In 3DGS, spherical harmonics are used to model view-dependent changes in color.

https://en.m.wikipedia.org/wiki/Spherical_harmonics

Basically for each Gaussian there is a set of coefficients and those are used to calculate what color should be rendered depending on the viewing angle of the camera. And the SH coeffs are optimized through gradient descent just like the other parameters including position and shape.

vessenes · 2024-08-14T20:27:38 1723667258

Ah, thank you. Taking into account say reflection/refraction.

noduerme · 2024-08-14T04:05:17 1723608317

Could be very useful for prototyping camera moves and lighting for film / commercial shoots on location. You might not even need to send a scout, just get a few pictures and be able to thumbnail a whole scene.

I could also see a market for people who want to recreate virtual environments from old photos.

Also, load the model on a single-lens 360 camera and infer stereoscopic output.

deckar01 · 2024-08-14T05:23:30 1723613010

Photography. A small cheap camera array could produce higher resolution, alternate angles, and arbitrary lens parameters that would otherwise require expensive or impossible lenses. Then you can render an array of angles for holographic displays.

praveen9920 · 2024-08-14T14:39:32 1723646372

One application I can think of is Google Street View. Gaussian splatting can potentially "smoothen" the transition between the images and make it look more realistic.

lawlessone · 2024-08-14T17:12:18 1723655538

>Where would you use 3D Gaussian splatting?

The primary purpose of Gaussian splatting is to frontpage here every two weeks.

t43562 · 2024-08-14T07:05:32 1723619132

What about virtual tourism? See the pyramids without the expense of going there.

55555 · 2024-08-14T03:26:54 1723606014

Virtual tours for real estate

littlestymaar · 2024-08-14T09:38:23 1723628303

Are there businesses doing it already or is the tech too immature to be used IRL right now?

apinstein · 2024-08-14T10:52:26 1723632746

I started and ran a real estate photography platform from 2004-2018. We started r&d on this in ~2016 when consumer VR first came out.
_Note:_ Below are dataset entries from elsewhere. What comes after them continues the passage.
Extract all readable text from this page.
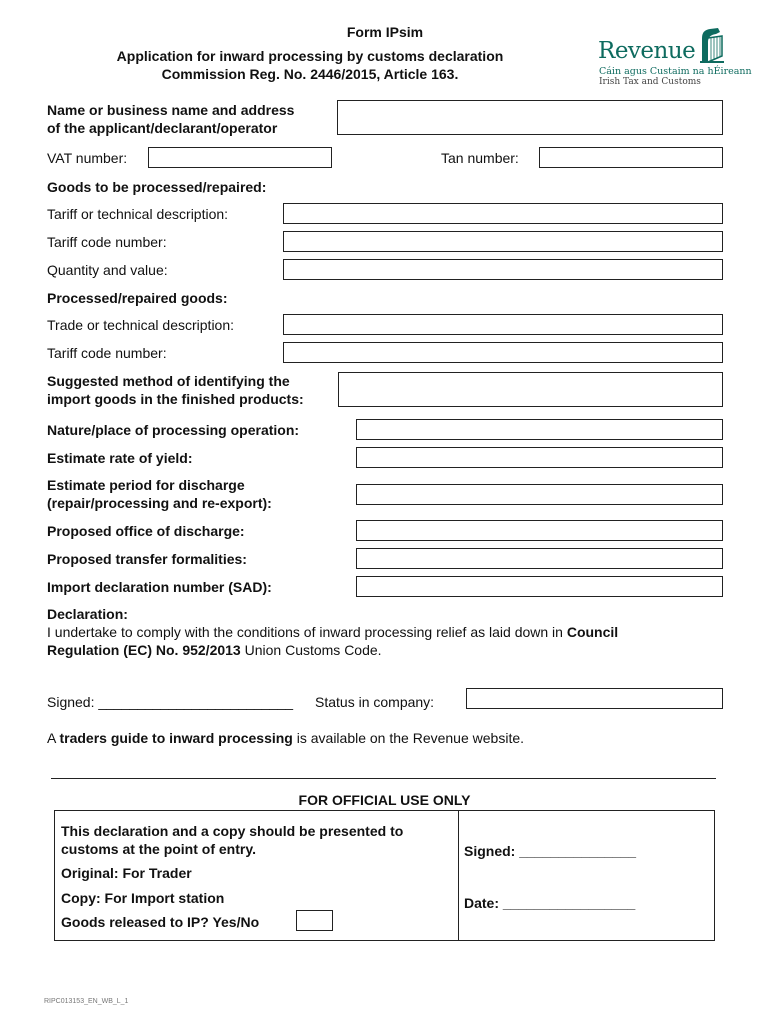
Form IPsim
Application for inward processing by customs declaration
Commission Reg. No. 2446/2015, Article 163.
Revenue
Cáin agus Custaim na hÉireann
Irish Tax and Customs
Name or business name and address
of the applicant/declarant/operator
VAT number:	Tan number:
Goods to be processed/repaired:
Tariff or technical description:
Tariff code number:
Quantity and value:
Processed/repaired goods:
Trade or technical description:
Tariff code number:
Suggested method of identifying the
import goods in the finished products:
Nature/place of processing operation:
Estimate rate of yield:
Estimate period for discharge
(repair/processing and re-export):
Proposed office of discharge:
Proposed transfer formalities:
Import declaration number (SAD):
Declaration:
I undertake to comply with the conditions of inward processing relief as laid down in Council
Regulation (EC) No. 952/2013 Union Customs Code.
Signed: _________________________ Status in company:
A traders guide to inward processing is available on the Revenue website.
FOR OFFICIAL USE ONLY
This declaration and a copy should be presented to
customs at the point of entry.
Original: For Trader
Copy: For Import station
Goods released to IP? Yes/No
Signed: _______________
Date: _________________
RIPC013153_EN_WB_L_1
At the time we used photogrammetry and it was “dreadful” to try to capture due to mirrors, glass, etc.

So I have been following GS tech for a while. I’ve not yet seen anything (open source / papers) that quite gets there yet. I do think it will.

In my opinion, there are two useful ways GS can bring to this industry.

The first is ability to use photo capture to re-render as a high production quality video similar to what people do with Luma AI today. While this is a really cool capability, it’s also not really that hard to do anymore with drones and gimbals. So, the experience of creating the same thing via GS has to be better and easier, and it’s not clear when that will likely happen due to how painful the capture side is. You really need good real time capture feedback to make sure you have good coverage. Finding out there’s a hole once you’re off location is a deal breaker.

The second is to create VR capable experiences. I think the first real useful thing for consumers will be so you can walk around in a small three or 4 foot area and get a stereo sense of what it’s like to be there. This is an amazing consumer experience. But the practicality of scaling this depends on VR hardware and adoption, and that hasn’t yet become commonplace enough to make consumer use “adjacent possible” for broad deployment.

I could see it being used on super high end to start out.

halfbreed · 2024-08-14T03:03:36 1723604616

I still wonder this myself, but the most obvious area that comes to mind is real estate virtual tours. Once a splat can render in the browser at high fps, then I see this replacing most all other technologies currently being used.

rebuilder · 2024-08-14T06:59:02 1723618742

The indoor example with the staircase and railing was really surprising - there's only one view of much of what's behind the doorframe and it still seems to reconstruct a pretty good 3d scene there.